Rory Scannell has played 17 (14 starts, three as replacement) from a possible 19 matches (13 games in the Pro14 and six Champions/Challenge Cup matches) this season to date, a phenomenal effort and a testament to his durability and the quality of his performances in general. The long-term injury issue with centre Jaco Taute was undoubtedly a factor, so too the neck problem that continues to affect Tyler Bleyendaal; the latter might have lined out at inside centre for a couple of games.

Leinster hooker Seán Cronin, who has returned to the Ireland squad for the Six Nations after missing out in November on foot of some outstanding club form, is the only other member of the 36-man panel who has played in 17 matches (11+6) but considerably less minutes (818).

As the graphic indicates there are four Munster players and three apiece from Leinster and Connacht in the top 10. Number eight Jack Conan leads the way for Leo Cullen’s side with 13 starts and average game time of nearly 66 minutes per match. Bundee Aki is just 60 seconds before in terms of the overall figures, followed by Ultan Dillane and then Chris Farrell.

The Munster centre missed six weeks after sustaining a knee injury in Ireland’s victory over Argentina last November; he probably would have played more than 13 games but for the enforced sabbatical. He averages 76 minutes per game played.

Average minutes

It’s still not the best though in terms of average minutes per match as that honour falls to provincial team-mate CJ Stander, who has played all 80-minutes in his 11 matches in Munster red so far this season, lying in 11th place overall.

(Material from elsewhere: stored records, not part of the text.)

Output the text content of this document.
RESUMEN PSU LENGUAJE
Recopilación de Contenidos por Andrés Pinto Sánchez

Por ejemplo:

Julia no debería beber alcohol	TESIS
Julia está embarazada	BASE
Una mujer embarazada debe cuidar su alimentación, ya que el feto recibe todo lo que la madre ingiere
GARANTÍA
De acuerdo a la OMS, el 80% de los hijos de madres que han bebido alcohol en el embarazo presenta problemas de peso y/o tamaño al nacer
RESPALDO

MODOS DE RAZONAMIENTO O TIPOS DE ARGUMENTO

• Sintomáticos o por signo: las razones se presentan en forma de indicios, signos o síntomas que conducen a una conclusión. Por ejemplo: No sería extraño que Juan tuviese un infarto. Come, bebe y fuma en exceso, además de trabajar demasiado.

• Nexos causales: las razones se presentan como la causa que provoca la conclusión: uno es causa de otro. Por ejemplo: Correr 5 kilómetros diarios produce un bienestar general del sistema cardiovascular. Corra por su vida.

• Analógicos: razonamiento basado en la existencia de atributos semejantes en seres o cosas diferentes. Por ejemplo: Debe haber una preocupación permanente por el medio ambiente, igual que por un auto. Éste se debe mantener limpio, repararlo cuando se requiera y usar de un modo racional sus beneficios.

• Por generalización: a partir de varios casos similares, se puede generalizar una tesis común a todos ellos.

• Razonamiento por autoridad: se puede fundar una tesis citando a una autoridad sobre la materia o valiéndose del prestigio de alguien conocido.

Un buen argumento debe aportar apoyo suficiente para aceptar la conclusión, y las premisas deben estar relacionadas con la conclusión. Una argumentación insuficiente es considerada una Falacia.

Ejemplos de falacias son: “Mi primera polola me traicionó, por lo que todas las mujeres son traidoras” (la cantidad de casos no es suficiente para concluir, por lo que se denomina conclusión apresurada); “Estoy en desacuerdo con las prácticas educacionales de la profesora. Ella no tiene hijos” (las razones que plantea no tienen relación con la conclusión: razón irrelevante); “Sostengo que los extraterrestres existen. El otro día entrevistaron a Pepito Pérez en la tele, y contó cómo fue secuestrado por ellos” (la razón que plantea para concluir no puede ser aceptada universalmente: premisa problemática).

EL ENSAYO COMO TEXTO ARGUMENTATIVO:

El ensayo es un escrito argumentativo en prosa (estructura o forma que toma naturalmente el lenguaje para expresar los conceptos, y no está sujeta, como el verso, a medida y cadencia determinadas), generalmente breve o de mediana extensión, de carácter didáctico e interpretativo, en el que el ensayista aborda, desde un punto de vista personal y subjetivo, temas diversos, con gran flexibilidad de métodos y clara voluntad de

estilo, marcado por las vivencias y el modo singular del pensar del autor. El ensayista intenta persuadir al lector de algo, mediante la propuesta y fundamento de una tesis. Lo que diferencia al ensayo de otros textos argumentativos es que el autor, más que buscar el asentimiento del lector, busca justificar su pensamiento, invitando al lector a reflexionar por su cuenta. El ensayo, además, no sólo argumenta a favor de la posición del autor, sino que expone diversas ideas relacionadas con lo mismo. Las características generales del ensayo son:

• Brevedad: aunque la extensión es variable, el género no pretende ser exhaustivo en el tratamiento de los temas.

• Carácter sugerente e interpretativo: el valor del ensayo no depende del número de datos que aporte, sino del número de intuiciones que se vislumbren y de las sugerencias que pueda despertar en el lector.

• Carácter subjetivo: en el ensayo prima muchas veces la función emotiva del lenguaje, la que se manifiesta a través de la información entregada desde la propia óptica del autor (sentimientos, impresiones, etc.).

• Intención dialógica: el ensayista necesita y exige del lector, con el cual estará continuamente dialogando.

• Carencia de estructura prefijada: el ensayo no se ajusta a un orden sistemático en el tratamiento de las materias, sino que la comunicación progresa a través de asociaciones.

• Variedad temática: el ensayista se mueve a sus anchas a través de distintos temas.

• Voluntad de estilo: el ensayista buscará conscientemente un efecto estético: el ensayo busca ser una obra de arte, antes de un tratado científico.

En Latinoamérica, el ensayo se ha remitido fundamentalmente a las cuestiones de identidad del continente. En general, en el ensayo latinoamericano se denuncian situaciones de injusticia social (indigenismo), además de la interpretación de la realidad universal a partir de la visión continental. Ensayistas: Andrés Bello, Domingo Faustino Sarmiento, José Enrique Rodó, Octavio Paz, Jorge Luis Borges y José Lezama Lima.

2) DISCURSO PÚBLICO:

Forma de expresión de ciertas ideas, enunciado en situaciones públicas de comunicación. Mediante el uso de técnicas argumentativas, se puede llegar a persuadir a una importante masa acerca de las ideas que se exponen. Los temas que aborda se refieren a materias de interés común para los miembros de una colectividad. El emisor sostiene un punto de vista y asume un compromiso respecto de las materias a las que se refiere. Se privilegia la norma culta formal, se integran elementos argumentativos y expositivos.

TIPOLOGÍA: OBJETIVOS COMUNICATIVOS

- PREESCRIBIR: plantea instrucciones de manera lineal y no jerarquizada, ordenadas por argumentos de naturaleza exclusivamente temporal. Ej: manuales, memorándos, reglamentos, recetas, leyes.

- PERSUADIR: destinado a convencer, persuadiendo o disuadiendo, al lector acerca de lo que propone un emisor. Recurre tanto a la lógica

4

It’s a physical feat that almost rivals that of Rory Scannell, in terms of quality input, if not volume.

Munster prop James Cronin has accumulated less minutes than any other player so far this season, primarily down to an injury ravaged season, but he could legitimately point out that his elevation to the Ireland squad to replace the unfortunate Dave Kilcoyne, endorses the calibre of his contribution.

Ireland captain Rory Best is another who has been plagued by injury, while former Ireland Under-20 captain James Ryan has been unlucky too albeit that he’s managed to line out in 10 matches for Leinster this season, while Jonathan Sexton’s managed eight games.

Sexton, Best and Stander all toured with the Lions to New Zealand last summer.